China Crop Watch System (CCWS) The China Crop Watch System (CCWS) was developed by the Institute of  Remote Sensing Application (IRSA) of the Chinese Academy of Sciences (CAS)  in 1998. CCWS covers entire China and 46 major grain-growing countries of  the world. The System monitors the condition of the growing crop, crop  production, drought, crop plantation structure and cropping index.

Pakistan: Satellite based Crop Monitoring System (Pak-SCMS) SUPARCO in collaboration with erstwhile MINFA, started developing a  satellite based crop Monitoring system during 2005 to provide fast track and  accurate information on crops and also cover any catastrophic situations.

Agricultural mask of Pakistan was developed based on high resolution data  acquired during peak growth seasons of February for Rabi crops and  September for Kharif crops.
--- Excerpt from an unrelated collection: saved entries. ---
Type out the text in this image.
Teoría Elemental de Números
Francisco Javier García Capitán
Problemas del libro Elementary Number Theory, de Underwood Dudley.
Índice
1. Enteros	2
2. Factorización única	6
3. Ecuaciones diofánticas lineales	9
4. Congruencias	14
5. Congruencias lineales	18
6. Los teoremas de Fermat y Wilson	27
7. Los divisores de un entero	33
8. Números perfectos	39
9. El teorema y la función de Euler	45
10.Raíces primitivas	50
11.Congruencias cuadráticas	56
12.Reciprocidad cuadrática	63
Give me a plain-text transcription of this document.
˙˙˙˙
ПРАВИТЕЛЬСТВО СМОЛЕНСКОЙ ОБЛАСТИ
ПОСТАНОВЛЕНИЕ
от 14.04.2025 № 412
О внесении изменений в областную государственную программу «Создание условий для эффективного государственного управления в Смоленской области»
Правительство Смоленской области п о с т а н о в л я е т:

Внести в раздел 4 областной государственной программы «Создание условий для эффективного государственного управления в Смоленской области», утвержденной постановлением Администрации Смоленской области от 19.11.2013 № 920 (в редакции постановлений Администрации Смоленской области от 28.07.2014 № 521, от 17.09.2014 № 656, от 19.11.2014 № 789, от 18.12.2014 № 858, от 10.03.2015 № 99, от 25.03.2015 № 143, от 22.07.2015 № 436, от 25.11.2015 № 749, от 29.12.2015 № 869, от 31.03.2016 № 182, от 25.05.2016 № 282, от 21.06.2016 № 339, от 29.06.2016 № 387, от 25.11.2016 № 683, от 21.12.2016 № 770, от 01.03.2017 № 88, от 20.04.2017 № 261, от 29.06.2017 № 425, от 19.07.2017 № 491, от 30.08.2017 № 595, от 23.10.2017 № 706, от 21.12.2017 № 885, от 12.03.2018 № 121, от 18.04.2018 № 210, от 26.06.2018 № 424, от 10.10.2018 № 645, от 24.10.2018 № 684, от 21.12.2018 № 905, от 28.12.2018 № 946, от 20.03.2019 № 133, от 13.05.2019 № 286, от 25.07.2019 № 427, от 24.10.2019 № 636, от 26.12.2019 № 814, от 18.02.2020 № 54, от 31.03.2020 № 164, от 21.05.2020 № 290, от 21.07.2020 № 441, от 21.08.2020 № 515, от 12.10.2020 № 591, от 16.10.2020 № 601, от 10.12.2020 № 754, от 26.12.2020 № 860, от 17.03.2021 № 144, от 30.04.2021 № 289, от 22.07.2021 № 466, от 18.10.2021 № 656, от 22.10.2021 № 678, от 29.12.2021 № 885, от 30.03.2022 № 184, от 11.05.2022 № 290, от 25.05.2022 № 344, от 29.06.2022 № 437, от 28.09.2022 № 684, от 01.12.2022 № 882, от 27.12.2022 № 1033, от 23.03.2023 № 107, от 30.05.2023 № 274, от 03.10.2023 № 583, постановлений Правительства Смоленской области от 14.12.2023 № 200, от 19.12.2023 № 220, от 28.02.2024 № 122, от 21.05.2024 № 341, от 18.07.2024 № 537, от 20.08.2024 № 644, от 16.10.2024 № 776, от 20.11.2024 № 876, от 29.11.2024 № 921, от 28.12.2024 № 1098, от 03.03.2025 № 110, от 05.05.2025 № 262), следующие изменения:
SUPARCO carries out wall to wall coverage of the  agriculture area of the country using remote sensing data. This data is utilized to monitor various crops across the seasons. SUPARCO also has developed a  regional crop calendars for sowing and harvesting of crops to be used for  acquisition of satellite data during Rabi and Kharif seasons. Field surveys are also organized to collect spectral signatures of crops and land surface

features.

In addition to satellite imaging program, SUPARCO has developed an area  frame system for Pakistan, based on satellite image acquisition. This was done through Stratification of land-cover area. The decadal NDVI (Normalized  Difference Vegetation Index) was used to stratify the land-cover features at

maximum peak vegetation stages in the last decade of February for Rabi crops  and second decade of September for kharif crops.

The crop yield models are based on the concept of harmonization and integration of historical data of crops, weather systems, fertilizers and  satellite vegetation information, with corresponding data of these variables  during the year under study.

Now that MINFA has been devolved and the subject is being handled by the  provincial Governments, SUPARCO continuous to interact with all the  concerned departments in the provinces ensuring extending remote sensing & GIS tools for better agriculture planning & monitoring in Pakistan.

Conclusion

The satellite remote sensing and GIS technology has helped to overcome the  limitations of manual system. This technique has been useful to supply temporal and synoptic data of high quality in advance of crop harvests. This  has also helped to monitor natural calamities as floods and drought. A  monthly web based crop forecasting service(http://www.suparco.gov.pk/pages/pak.scms.asp) has been started to  provide country wide authenticated and scientific information on crops. The  planners, policy makers, public, private sector and other end users have greatly benefitted from this service).